QUICKTIPS – DELETE or CREATE+INSERT?

Delete or Insert? Which one is faster?

The question

If I got to delete rows from a table, practically I have two options:

  • Issue a DELETE command with the desired WHERE / JOIN condition
  • Create an empty table with the same structure and INSERT the remaining records using the negated WHERE condition and the rename tables
The first one is simple and straightforward, the second is complicated and will require more perm space. So it is a question?
Yes, it is. Because of the backgrounds of the execution:
  • DELETE
    It will modify each blocks that contain record(s) to be deleted. It has to write Transient Journal (transaction log) to enable transaction related functionality. In addition those data blocks which fill-up-rate falls below a threshold (eg. 50%) they will be merged. All these may cause really lot of I/O overhead. In some cases the deletion of the rows will happen in “random-like” order therefore the I/O access will be random, which is painfully slow.
  • INSERT
    In this case it is quite simple: we insert into an empty table, which causes almost zero Transient Journal data, and the system has to write only that amount of data blocks, what can store the records that will remain, once each block. An additional advantage: the I/O will always be “linear” instead of “random-like” therefore it can be multi-block operation, which is pretty fast.

Shall we forget about the delete?

The answer

No, absolutely not. DELETE is good enough if the amount of the records that must be deleted is not that much.
We have two factors that will help us in the decision:

  • How many records to be deleted?
  • How many records will remain after deletion?

I do not have well defined universal thresholds where it is worth to choose this or that, it depends.
I used to use the CREATE+INSERT+RENAME method if

    • The table is big enough (> > 0,1-0,5Gbytes or 10-50k rows / AMP)
      and
      I got to delete more than 20..40% of the records
    OR
  • The table has high hash collision (HC) rate on the PI
    and
    The table is MULTISET*
    and
    The delete is a JOIN-ed one

So it depends, got to measure. PRISE Tuning Assistant can help you to build up your own rule of thumb, applicable on your environment, by showing the resource consumption in pretty details.

* If the HC rate is high and the table is SET then the INSERT will be very slow because of the duplication check method

QUICKTIPS – DELETE+INSERT – together or separetely?

Shall I run DELETE and INSERT separately?

We often have permanent or temporary tables in our data warehouse which must be purged before they are populated again. We can do the operation within a transaction or separately.

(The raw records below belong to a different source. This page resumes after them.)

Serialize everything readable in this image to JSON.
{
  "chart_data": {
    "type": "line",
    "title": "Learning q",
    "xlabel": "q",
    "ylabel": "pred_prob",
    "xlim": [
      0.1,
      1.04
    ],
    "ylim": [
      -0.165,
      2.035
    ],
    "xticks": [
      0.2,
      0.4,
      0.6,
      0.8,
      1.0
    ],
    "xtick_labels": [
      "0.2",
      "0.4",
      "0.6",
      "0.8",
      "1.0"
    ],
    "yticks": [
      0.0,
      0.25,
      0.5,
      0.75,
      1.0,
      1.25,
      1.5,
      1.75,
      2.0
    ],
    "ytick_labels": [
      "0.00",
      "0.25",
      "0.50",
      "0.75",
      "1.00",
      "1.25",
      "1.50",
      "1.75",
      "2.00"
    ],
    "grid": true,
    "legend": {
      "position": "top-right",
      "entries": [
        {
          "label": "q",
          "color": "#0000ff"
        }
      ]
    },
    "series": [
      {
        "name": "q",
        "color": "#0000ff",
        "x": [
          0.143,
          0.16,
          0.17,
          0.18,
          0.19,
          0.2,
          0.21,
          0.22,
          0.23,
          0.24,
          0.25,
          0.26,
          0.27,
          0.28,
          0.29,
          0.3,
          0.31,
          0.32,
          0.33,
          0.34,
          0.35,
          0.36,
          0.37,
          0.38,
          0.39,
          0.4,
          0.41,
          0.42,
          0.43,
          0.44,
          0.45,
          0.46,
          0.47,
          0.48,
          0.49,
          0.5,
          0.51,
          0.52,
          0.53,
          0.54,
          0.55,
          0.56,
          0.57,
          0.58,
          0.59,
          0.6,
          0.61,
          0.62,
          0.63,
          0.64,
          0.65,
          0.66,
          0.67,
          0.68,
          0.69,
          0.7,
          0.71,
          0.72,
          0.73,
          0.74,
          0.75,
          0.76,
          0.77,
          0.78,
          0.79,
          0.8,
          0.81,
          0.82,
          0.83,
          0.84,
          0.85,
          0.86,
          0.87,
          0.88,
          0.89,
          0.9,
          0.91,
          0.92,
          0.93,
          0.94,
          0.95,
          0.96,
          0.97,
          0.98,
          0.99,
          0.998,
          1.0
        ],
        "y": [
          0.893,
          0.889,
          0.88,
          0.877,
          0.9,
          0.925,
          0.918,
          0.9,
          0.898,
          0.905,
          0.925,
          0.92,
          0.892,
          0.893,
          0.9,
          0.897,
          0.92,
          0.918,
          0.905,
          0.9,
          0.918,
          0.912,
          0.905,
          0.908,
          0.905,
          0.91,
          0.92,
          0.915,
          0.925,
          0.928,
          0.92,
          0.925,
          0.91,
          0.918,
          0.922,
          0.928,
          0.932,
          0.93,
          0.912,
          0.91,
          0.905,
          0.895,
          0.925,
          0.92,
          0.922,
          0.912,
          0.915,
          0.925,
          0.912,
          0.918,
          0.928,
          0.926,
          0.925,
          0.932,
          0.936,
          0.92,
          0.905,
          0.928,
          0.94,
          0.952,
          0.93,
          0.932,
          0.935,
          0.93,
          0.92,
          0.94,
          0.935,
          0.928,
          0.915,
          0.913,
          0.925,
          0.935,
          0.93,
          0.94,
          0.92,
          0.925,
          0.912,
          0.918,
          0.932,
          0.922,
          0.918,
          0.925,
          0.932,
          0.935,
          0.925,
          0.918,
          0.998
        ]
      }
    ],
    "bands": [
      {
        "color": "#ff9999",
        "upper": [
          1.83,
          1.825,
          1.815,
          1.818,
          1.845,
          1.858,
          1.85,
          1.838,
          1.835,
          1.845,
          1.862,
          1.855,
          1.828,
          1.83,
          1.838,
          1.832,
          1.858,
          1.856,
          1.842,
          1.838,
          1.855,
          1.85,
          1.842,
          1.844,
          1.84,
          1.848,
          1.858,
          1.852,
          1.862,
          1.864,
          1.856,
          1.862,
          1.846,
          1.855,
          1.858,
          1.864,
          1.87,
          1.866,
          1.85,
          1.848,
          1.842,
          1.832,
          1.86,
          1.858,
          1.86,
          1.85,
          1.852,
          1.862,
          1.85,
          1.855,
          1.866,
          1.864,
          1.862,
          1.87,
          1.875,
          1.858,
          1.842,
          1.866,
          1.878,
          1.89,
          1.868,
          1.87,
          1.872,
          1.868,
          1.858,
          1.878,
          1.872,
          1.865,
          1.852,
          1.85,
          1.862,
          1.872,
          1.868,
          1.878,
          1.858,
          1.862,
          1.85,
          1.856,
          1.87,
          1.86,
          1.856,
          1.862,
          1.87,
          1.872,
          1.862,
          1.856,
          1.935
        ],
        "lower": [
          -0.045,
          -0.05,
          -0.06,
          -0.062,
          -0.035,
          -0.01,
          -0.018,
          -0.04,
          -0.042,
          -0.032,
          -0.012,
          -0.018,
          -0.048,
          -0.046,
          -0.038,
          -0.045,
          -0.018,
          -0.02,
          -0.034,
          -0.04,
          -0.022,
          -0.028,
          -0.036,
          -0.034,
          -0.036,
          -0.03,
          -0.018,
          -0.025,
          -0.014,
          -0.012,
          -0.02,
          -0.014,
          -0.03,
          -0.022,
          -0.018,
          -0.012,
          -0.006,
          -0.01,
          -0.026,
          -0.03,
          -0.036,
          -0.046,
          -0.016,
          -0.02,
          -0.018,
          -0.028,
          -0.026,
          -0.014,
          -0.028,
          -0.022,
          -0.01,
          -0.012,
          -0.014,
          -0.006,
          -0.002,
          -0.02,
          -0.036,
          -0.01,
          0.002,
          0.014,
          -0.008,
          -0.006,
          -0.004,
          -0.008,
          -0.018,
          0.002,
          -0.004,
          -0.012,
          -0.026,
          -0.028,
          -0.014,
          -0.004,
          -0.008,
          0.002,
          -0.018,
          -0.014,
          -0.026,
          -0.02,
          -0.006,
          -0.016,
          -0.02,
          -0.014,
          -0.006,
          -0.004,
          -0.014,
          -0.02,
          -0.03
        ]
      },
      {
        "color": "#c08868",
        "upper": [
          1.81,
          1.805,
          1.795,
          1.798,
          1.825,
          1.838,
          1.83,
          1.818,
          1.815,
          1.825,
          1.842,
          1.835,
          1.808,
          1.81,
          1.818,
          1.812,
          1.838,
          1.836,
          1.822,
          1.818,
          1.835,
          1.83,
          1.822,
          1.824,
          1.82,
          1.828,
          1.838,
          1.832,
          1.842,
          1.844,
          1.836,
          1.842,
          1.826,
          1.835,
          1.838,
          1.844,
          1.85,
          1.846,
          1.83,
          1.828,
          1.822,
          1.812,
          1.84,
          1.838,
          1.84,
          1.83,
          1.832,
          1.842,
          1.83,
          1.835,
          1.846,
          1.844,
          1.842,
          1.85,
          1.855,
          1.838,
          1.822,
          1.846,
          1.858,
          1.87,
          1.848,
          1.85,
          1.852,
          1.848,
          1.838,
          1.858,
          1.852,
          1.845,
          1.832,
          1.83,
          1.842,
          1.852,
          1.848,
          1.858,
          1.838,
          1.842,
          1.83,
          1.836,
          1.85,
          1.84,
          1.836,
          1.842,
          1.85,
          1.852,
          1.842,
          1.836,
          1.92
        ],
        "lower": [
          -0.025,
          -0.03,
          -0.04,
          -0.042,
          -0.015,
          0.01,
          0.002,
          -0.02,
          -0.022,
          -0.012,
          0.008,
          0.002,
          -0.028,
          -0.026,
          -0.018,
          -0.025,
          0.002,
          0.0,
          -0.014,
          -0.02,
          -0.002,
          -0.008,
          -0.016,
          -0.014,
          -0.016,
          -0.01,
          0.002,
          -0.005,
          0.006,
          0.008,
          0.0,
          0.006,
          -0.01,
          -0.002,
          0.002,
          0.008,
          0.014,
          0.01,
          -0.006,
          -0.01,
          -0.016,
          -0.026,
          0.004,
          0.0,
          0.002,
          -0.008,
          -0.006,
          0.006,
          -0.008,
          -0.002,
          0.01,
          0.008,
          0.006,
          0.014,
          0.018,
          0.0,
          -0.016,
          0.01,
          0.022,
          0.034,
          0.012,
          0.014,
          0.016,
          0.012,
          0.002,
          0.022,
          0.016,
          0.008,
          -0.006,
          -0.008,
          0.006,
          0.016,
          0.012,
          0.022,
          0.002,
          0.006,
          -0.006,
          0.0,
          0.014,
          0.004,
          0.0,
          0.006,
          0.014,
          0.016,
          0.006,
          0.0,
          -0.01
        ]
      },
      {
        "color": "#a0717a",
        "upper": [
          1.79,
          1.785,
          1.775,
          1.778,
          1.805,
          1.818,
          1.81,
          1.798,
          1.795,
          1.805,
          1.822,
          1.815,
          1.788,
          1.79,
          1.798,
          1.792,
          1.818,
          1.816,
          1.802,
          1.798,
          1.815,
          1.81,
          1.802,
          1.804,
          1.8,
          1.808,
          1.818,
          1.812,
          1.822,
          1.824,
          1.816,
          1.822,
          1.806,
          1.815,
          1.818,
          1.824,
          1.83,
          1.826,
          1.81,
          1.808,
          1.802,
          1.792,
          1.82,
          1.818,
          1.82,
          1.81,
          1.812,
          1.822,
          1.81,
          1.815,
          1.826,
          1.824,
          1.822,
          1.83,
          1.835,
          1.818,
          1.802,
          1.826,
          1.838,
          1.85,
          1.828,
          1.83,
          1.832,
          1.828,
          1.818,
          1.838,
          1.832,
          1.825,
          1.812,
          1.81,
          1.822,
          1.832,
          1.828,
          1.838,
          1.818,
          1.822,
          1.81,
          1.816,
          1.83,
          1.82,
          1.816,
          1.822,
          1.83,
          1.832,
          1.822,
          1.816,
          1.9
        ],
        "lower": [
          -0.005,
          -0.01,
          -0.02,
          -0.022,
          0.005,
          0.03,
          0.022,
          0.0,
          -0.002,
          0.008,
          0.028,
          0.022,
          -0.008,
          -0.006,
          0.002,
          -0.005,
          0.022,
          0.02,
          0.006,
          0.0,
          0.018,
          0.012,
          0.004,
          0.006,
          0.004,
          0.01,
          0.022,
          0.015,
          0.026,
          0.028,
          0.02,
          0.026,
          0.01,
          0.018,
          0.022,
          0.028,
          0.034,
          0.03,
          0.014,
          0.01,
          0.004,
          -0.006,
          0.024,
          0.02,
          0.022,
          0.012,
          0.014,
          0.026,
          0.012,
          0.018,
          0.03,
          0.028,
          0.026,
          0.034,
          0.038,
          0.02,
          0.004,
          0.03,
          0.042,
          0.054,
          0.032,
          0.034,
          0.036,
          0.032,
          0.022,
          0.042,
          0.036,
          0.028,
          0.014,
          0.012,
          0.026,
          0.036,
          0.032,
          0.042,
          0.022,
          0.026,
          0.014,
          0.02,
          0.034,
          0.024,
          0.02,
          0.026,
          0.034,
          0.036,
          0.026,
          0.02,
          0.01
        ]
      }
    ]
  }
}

It is not the same…

Options – (example)

The examples assume Teradata (BTET)  mode, which is Auto-commit by default

  1. Together: both statements run in the same transaction
    1. Explicit transaction
      begin transaction;
      delete from TABLE1;
      insert into TABLE1 SELECT …..;
      end transaction;

    2. Multi-statement
      delete from TABLE1
      ;insert into TABLE1 SELECT …..;
  2. Separately: the statements run in separate transaction
    delete from TABLE1 [ALL];
    insert into TABLE1 SELECT …..;

     (Please note if you run it in Teradata Administrator aka. WinDDI, this will be run in one explicit transaction, since the application will place a BT; before the script and an ET; after.)

    In this case the ALL clause is only optics: the DELETE without a WHERE condition is handled internally as “ALL”.

What is the difference?

The result

If everything is OK, we will not experience any difference at the end – from result aspect. The same data will be found in TABLE1 after we finished each ways. The difference shows if the INSERT step fails eg. for running out of perm space:

  • In “A.” cases the all transaction will be rolled back, therefore we will see all the data in the table we had before the delete.
  • In “B.” case we will delete the data from the tab, independently the success of the INSERT phase. After a failed INSERT the table will be empty

We have another additional transient difference:

  • In A. case we will not “see” an empty table from another session in any point of time: until a point the table seems as a “before” version, and when the transaction finished it will switch to an “after” image for other sessions in no time.
  • In B. case when the DELETE finished, the table seems to be empty up to the moment of COMMITing the INSERT statement. So if the INSERT lasts 2 hours, others will face and empty TABLE1 for 2 hours.

So I do not recommend to use option B. if the “empty table” state is not valid.

The performance

The A. and B. options will be executed significantly different manner. The DELETE operation will know that all the data will be dropped, so internally it just administers the data blocks to be free instead of clearing their content record-by-record, BUT only if the statement is the only statement in the transaction! In this case only the data block administration must be logged (to be able to roll back for some reason) instead of every block changes. This results far less Transient Journal activity besides less block I/Os.

Let’s see some measurements.
I’ve put 10M records into a table, and then executed the same DELETE + INSERT statement on it. The results are the following:

  1. CPU:    9  sec I/O: 39K
  2. CPU  >0.1sec I/O:   4K

It is worth to mind the difference if you got to do it with billions of records.